The Muscatine School Board meets Monday, Aug. 12 with plans to discuss a name for the district’s combined middle school opening next school year.
In June, the Muscatine Community School District Middle School Transition Committee voted to recommend the name “Muscatine Junior High School.”
Community support, however, was strong for a different name: Susan Clark, a 12-year-old African-American girl whose father sued Muscatine in the late 1800s so his daughter could attend the all-white neighborhood school. She graduated with honors in 1871.
In a statement after the committee’s June meeting, members urged the school district to “develop a plan to recognize individuals and/or families from Muscatine who have had a great impact to the community.”
Jean Clark, a special education teacher at Muscatine High School for 27 years, is urging the school board to put that plan into action now, and asks people to turn out to the school board meeting in support of the name Susan Clark Junior High School.
Below is her reasoning, in her own words:
“I think we as a community have a very special opportunity right now as we consider what to name our new combined middle school/junior high. It’s an opportunity that happens once in a lifetime. And it’s an opportunity to educate the community and shine a spotlight on a local girl who impacted our state and the nation.

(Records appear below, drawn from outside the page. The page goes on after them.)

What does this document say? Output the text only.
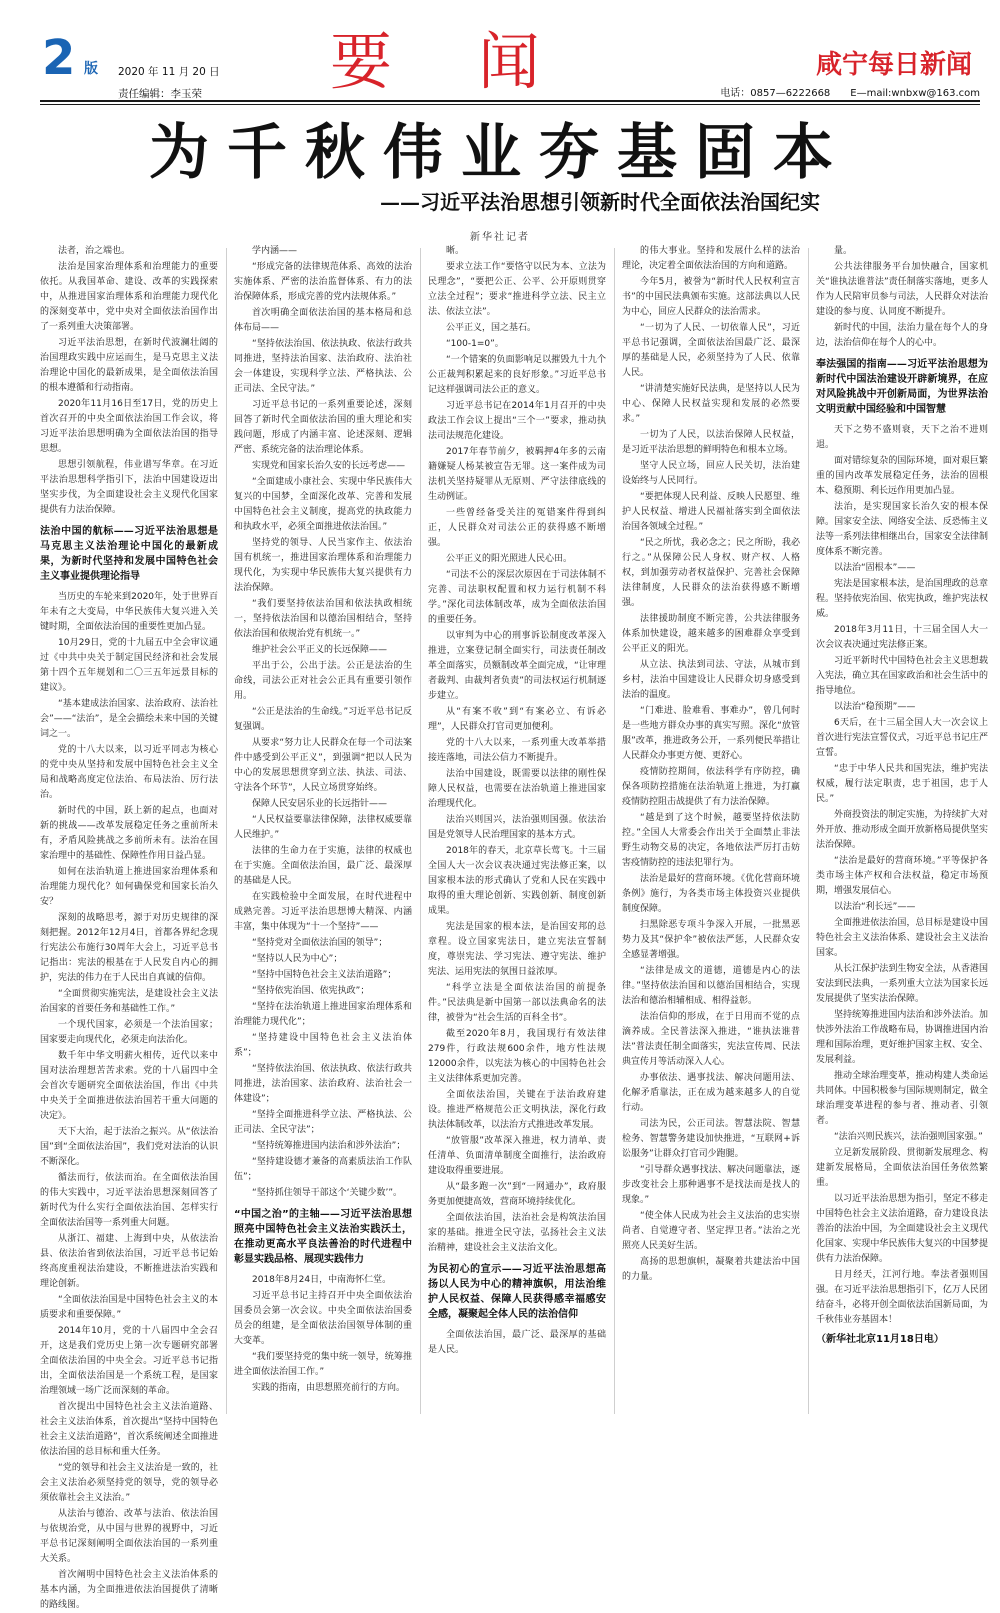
2 版 2020 年 11 月 20 日
责任编辑：李玉荣 要闻	咸宁每日新闻
电话：0857—6222668　　E—mail:wnbxw@163.com
为千秋伟业夯基固本
——习近平法治思想引领新时代全面依法治国纪实
新华社记者

法者，治之端也。

法治是国家治理体系和治理能力的重要依托。从我国革命、建设、改革的实践探索中，从推进国家治理体系和治理能力现代化的深刻变革中，党中央对全面依法治国作出了一系列重大决策部署。

习近平法治思想，在新时代波澜壮阔的治国理政实践中应运而生，是马克思主义法治理论中国化的最新成果，是全面依法治国的根本遵循和行动指南。

2020年11月16日至17日，党的历史上首次召开的中央全面依法治国工作会议，将习近平法治思想明确为全面依法治国的指导思想。

思想引领航程，伟业谱写华章。在习近平法治思想科学指引下，法治中国建设迈出坚实步伐，为全面建设社会主义现代化国家提供有力法治保障。

法治中国的航标——习近平法治思想是马克思主义法治理论中国化的最新成果，为新时代坚持和发展中国特色社会主义事业提供理论指导

当历史的车轮来到2020年，处于世界百年未有之大变局，中华民族伟大复兴进入关键时期，全面依法治国的重要性更加凸显。

10月29日，党的十九届五中全会审议通过《中共中央关于制定国民经济和社会发展第十四个五年规划和二〇三五年远景目标的建议》。

“基本建成法治国家、法治政府、法治社会”——“法治”，是全会描绘未来中国的关键词之一。

党的十八大以来，以习近平同志为核心的党中央从坚持和发展中国特色社会主义全局和战略高度定位法治、布局法治、厉行法治。

新时代的中国，跃上新的起点，也面对新的挑战——改革发展稳定任务之重前所未有，矛盾风险挑战之多前所未有。法治在国家治理中的基础性、保障性作用日益凸显。

如何在法治轨道上推进国家治理体系和治理能力现代化？如何确保党和国家长治久安？

深刻的战略思考，源于对历史规律的深刻把握。2012年12月4日，首都各界纪念现行宪法公布施行30周年大会上，习近平总书记指出：宪法的根基在于人民发自内心的拥护，宪法的伟力在于人民出自真诚的信仰。

“全面贯彻实施宪法，是建设社会主义法治国家的首要任务和基础性工作。”

一个现代国家，必须是一个法治国家；国家要走向现代化，必须走向法治化。

数千年中华文明薪火相传，近代以来中国对法治理想苦苦求索。党的十八届四中全会首次专题研究全面依法治国，作出《中共中央关于全面推进依法治国若干重大问题的决定》。

天下大治，起于法治之振兴。从“依法治国”到“全面依法治国”，我们党对法治的认识不断深化。

循法而行，依法而治。在全面依法治国的伟大实践中，习近平法治思想深刻回答了新时代为什么实行全面依法治国、怎样实行全面依法治国等一系列重大问题。

从浙江、福建、上海到中央，从依法治县、依法治省到依法治国，习近平总书记始终高度重视法治建设，不断推进法治实践和理论创新。

“全面依法治国是中国特色社会主义的本质要求和重要保障。”

2014年10月，党的十八届四中全会召开，这是我们党历史上第一次专题研究部署全面依法治国的中央全会。习近平总书记指出，全面依法治国是一个系统工程，是国家治理领域一场广泛而深刻的革命。

首次提出中国特色社会主义法治道路、社会主义法治体系，首次提出“坚持中国特色社会主义法治道路”，首次系统阐述全面推进依法治国的总目标和重大任务。

“党的领导和社会主义法治是一致的，社会主义法治必须坚持党的领导，党的领导必须依靠社会主义法治。”

从法治与德治、改革与法治、依法治国与依规治党，从中国与世界的视野中，习近平总书记深刻阐明全面依法治国的一系列重大关系。

首次阐明中国特色社会主义法治体系的基本内涵，为全面推进依法治国提供了清晰的路线图。

学内涵——

“形成完备的法律规范体系、高效的法治实施体系、严密的法治监督体系、有力的法治保障体系，形成完善的党内法规体系。”

首次明确全面依法治国的基本格局和总体布局——

“坚持依法治国、依法执政、依法行政共同推进，坚持法治国家、法治政府、法治社会一体建设，实现科学立法、严格执法、公正司法、全民守法。”

习近平总书记的一系列重要论述，深刻回答了新时代全面依法治国的重大理论和实践问题，形成了内涵丰富、论述深刻、逻辑严密、系统完备的法治理论体系。

实现党和国家长治久安的长远考虑——

“全面建成小康社会、实现中华民族伟大复兴的中国梦，全面深化改革、完善和发展中国特色社会主义制度，提高党的执政能力和执政水平，必须全面推进依法治国。”

坚持党的领导、人民当家作主、依法治国有机统一，推进国家治理体系和治理能力现代化，为实现中华民族伟大复兴提供有力法治保障。

“我们要坚持依法治国和依法执政相统一，坚持依法治国和以德治国相结合，坚持依法治国和依规治党有机统一。”

维护社会公平正义的长远保障——

平出于公，公出于法。公正是法治的生命线，司法公正对社会公正具有重要引领作用。

“公正是法治的生命线。”习近平总书记反复强调。

从要求“努力让人民群众在每一个司法案件中感受到公平正义”，到强调“把以人民为中心的发展思想贯穿到立法、执法、司法、守法各个环节”，人民立场贯穿始终。

保障人民安居乐业的长远指针——

“人民权益要靠法律保障，法律权威要靠人民维护。”

法律的生命力在于实施，法律的权威也在于实施。全面依法治国，最广泛、最深厚的基础是人民。

在实践检验中全面发展，在时代进程中成熟完善。习近平法治思想博大精深、内涵丰富，集中体现为“十一个坚持”——

“坚持党对全面依法治国的领导”；

“坚持以人民为中心”；

“坚持中国特色社会主义法治道路”；

“坚持依宪治国、依宪执政”；

“坚持在法治轨道上推进国家治理体系和治理能力现代化”；

“坚持建设中国特色社会主义法治体系”；

“坚持依法治国、依法执政、依法行政共同推进，法治国家、法治政府、法治社会一体建设”；

“坚持全面推进科学立法、严格执法、公正司法、全民守法”；

“坚持统筹推进国内法治和涉外法治”；

“坚持建设德才兼备的高素质法治工作队伍”；

“坚持抓住领导干部这个‘关键少数’”。

“中国之治”的主轴——习近平法治思想照亮中国特色社会主义法治实践沃土，在推动更高水平良法善治的时代进程中彰显实践品格、展现实践伟力

2018年8月24日，中南海怀仁堂。

习近平总书记主持召开中央全面依法治国委员会第一次会议。中央全面依法治国委员会的组建，是全面依法治国领导体制的重大变革。

“我们要坚持党的集中统一领导，统筹推进全面依法治国工作。”

实践的指南，由思想照亮前行的方向。

晰。

要求立法工作“要恪守以民为本、立法为民理念”，“要把公正、公平、公开原则贯穿立法全过程”；要求“推进科学立法、民主立法、依法立法”。

公平正义，国之基石。

“100-1=0”。

“一个错案的负面影响足以摧毁九十九个公正裁判积累起来的良好形象。”习近平总书记这样强调司法公正的意义。

习近平总书记在2014年1月召开的中央政法工作会议上提出“三个一”要求，推动执法司法规范化建设。

2017年春节前夕，被羁押4年多的云南籍嫌疑人杨某被宣告无罪。这一案件成为司法机关坚持疑罪从无原则、严守法律底线的生动例证。

一些曾经备受关注的冤错案件得到纠正，人民群众对司法公正的获得感不断增强。

公平正义的阳光照进人民心田。

“司法不公的深层次原因在于司法体制不完善、司法职权配置和权力运行机制不科学。”深化司法体制改革，成为全面依法治国的重要任务。

以审判为中心的刑事诉讼制度改革深入推进，立案登记制全面实行，司法责任制改革全面落实，员额制改革全面完成，“让审理者裁判、由裁判者负责”的司法权运行机制逐步建立。

从“有案不收”到“有案必立、有诉必理”，人民群众打官司更加便利。

党的十八大以来，一系列重大改革举措接连落地，司法公信力不断提升。

法治中国建设，既需要以法律的刚性保障人民权益，也需要在法治轨道上推进国家治理现代化。

法治兴则国兴，法治强则国强。依法治国是党领导人民治理国家的基本方式。

2018年的春天，北京草长莺飞。十三届全国人大一次会议表决通过宪法修正案，以国家根本法的形式确认了党和人民在实践中取得的重大理论创新、实践创新、制度创新成果。

宪法是国家的根本法，是治国安邦的总章程。设立国家宪法日，建立宪法宣誓制度，尊崇宪法、学习宪法、遵守宪法、维护宪法、运用宪法的氛围日益浓厚。

“科学立法是全面依法治国的前提条件。”民法典是新中国第一部以法典命名的法律，被誉为“社会生活的百科全书”。

截至2020年8月，我国现行有效法律279件，行政法规600余件，地方性法规12000余件，以宪法为核心的中国特色社会主义法律体系更加完善。

全面依法治国，关键在于法治政府建设。推进严格规范公正文明执法，深化行政执法体制改革，以法治方式推进改革发展。

“放管服”改革深入推进，权力清单、责任清单、负面清单制度全面推行，法治政府建设取得重要进展。

从“最多跑一次”到“一网通办”，政府服务更加便捷高效，营商环境持续优化。

全面依法治国，法治社会是构筑法治国家的基础。推进全民守法，弘扬社会主义法治精神，建设社会主义法治文化。

为民初心的宣示——习近平法治思想高扬以人民为中心的精神旗帜，用法治维护人民权益、保障人民获得感幸福感安全感，凝聚起全体人民的法治信仰

全面依法治国，最广泛、最深厚的基础是人民。

的伟大事业。坚持和发展什么样的法治理论，决定着全面依法治国的方向和道路。

今年5月，被誉为“新时代人民权利宣言书”的中国民法典颁布实施。这部法典以人民为中心，回应人民群众的法治需求。

“一切为了人民、一切依靠人民”，习近平总书记强调，全面依法治国最广泛、最深厚的基础是人民，必须坚持为了人民、依靠人民。

“讲清楚实施好民法典，是坚持以人民为中心、保障人民权益实现和发展的必然要求。”

一切为了人民，以法治保障人民权益，是习近平法治思想的鲜明特色和根本立场。

坚守人民立场，回应人民关切，法治建设始终与人民同行。

“要把体现人民利益、反映人民愿望、维护人民权益、增进人民福祉落实到全面依法治国各领域全过程。”

“民之所忧，我必念之；民之所盼，我必行之。”从保障公民人身权、财产权、人格权，到加强劳动者权益保护、完善社会保障法律制度，人民群众的法治获得感不断增强。

法律援助制度不断完善，公共法律服务体系加快建设，越来越多的困难群众享受到公平正义的阳光。

从立法、执法到司法、守法，从城市到乡村，法治中国建设让人民群众切身感受到法治的温度。

“门难进、脸难看、事难办”，曾几何时是一些地方群众办事的真实写照。深化“放管服”改革，推进政务公开，一系列便民举措让人民群众办事更方便、更舒心。

疫情防控期间，依法科学有序防控，确保各项防控措施在法治轨道上推进，为打赢疫情防控阻击战提供了有力法治保障。

“越是到了这个时候，越要坚持依法防控。”全国人大常委会作出关于全面禁止非法野生动物交易的决定，各地依法严厉打击妨害疫情防控的违法犯罪行为。

法治是最好的营商环境。《优化营商环境条例》施行，为各类市场主体投资兴业提供制度保障。

扫黑除恶专项斗争深入开展，一批黑恶势力及其“保护伞”被依法严惩，人民群众安全感显著增强。

“法律是成文的道德，道德是内心的法律。”坚持依法治国和以德治国相结合，实现法治和德治相辅相成、相得益彰。

法治信仰的形成，在于日用而不觉的点滴养成。全民普法深入推进，“谁执法谁普法”普法责任制全面落实，宪法宣传周、民法典宣传月等活动深入人心。

办事依法、遇事找法、解决问题用法、化解矛盾靠法，正在成为越来越多人的自觉行动。

司法为民，公正司法。智慧法院、智慧检务、智慧警务建设加快推进，“互联网+诉讼服务”让群众打官司少跑腿。

“引导群众遇事找法、解决问题靠法，逐步改变社会上那种遇事不是找法而是找人的现象。”

“使全体人民成为社会主义法治的忠实崇尚者、自觉遵守者、坚定捍卫者。”法治之光照亮人民美好生活。

高扬的思想旗帜，凝聚着共建法治中国的力量。

量。

公共法律服务平台加快融合，国家机关“谁执法谁普法”责任制落实落地，更多人作为人民陪审员参与司法，人民群众对法治建设的参与度、认同度不断提升。

新时代的中国，法治力量在每个人的身边，法治信仰在每个人的心中。

奉法强国的指南——习近平法治思想为新时代中国法治建设开辟新境界，在应对风险挑战中开创新局面，为世界法治文明贡献中国经验和中国智慧

天下之势不盛则衰，天下之治不进则退。

面对错综复杂的国际环境，面对艰巨繁重的国内改革发展稳定任务，法治的固根本、稳预期、利长远作用更加凸显。

法治，是实现国家长治久安的根本保障。国家安全法、网络安全法、反恐怖主义法等一系列法律相继出台，国家安全法律制度体系不断完善。

以法治“固根本”——

宪法是国家根本法，是治国理政的总章程。坚持依宪治国、依宪执政，维护宪法权威。

2018年3月11日，十三届全国人大一次会议表决通过宪法修正案。

习近平新时代中国特色社会主义思想载入宪法，确立其在国家政治和社会生活中的指导地位。

以法治“稳预期”——

6天后，在十三届全国人大一次会议上首次进行宪法宣誓仪式，习近平总书记庄严宣誓。

“忠于中华人民共和国宪法，维护宪法权威，履行法定职责，忠于祖国，忠于人民。”

外商投资法的制定实施，为持续扩大对外开放、推动形成全面开放新格局提供坚实法治保障。

“法治是最好的营商环境。”平等保护各类市场主体产权和合法权益，稳定市场预期，增强发展信心。

以法治“利长远”——

全面推进依法治国，总目标是建设中国特色社会主义法治体系、建设社会主义法治国家。

从长江保护法到生物安全法，从香港国安法到民法典，一系列重大立法为国家长远发展提供了坚实法治保障。

坚持统筹推进国内法治和涉外法治。加快涉外法治工作战略布局，协调推进国内治理和国际治理，更好维护国家主权、安全、发展利益。

推动全球治理变革，推动构建人类命运共同体。中国积极参与国际规则制定，做全球治理变革进程的参与者、推动者、引领者。

“法治兴则民族兴，法治强则国家强。”

立足新发展阶段、贯彻新发展理念、构建新发展格局，全面依法治国任务依然繁重。

以习近平法治思想为指引，坚定不移走中国特色社会主义法治道路，奋力建设良法善治的法治中国，为全面建设社会主义现代化国家、实现中华民族伟大复兴的中国梦提供有力法治保障。

日月经天，江河行地。奉法者强则国强。在习近平法治思想指引下，亿万人民团结奋斗，必将开创全面依法治国新局面，为千秋伟业夯基固本！

（新华社北京11月18日电）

We have an amazing local history regarding civil rights and the desegregation of public schools. Unfortunately, not many people know about the courageous actions of Susan Clark. Yes, it was her father, Alexander Clark, who sued the school board in 1867 so 12-year-old Susan could attend the white, neighborhood school. But it was young, teen Susan who walked the halls daily from 1868 to 1871 when she graduated with honors from MHS.
Think of the courage, grace, and determination it took! What a role model for our students.
The 1868 Iowa Supreme Court ruling desegregating Muscatine — and all Iowa schools — happened 86 years before the U.S. Supreme Court desegregation ruling of Brown versus the Board of Education. Susan’s case was cited as precedence in this landmark U.S. school desegregation case.
We can help our students, community, and state learn this important history by naming our junior
high after her.
Muscatine doesn’t have any schools named after women–and Iowa and the U.S. have very few. We are getting ready to celebrate 100 years of women having the right to vote, and it’s just been 150 years since Susan Clark integrated Iowa schools.
What a perfect time to name the junior high after Susan and send a very clear message to our students — and the community, and the world — that women and girls DO matter, and that they DO have a place in history, and they HAVE helped shape laws and policies.
Choosing this unique name for our school would be a bold move — it’s not the original generic recommendation of the committee or staff. But just as young Susan Clark was bold in asserting her right to a better education, I hope our school district is bold enough to RECONSIDER its recommendation and LEAD the community in honoring this amazing young woman by choosing Susan
Clark as the name for the new junior high.”
The Muscatine School Board meets Aug. 12 at 7 p.m. at City Hall.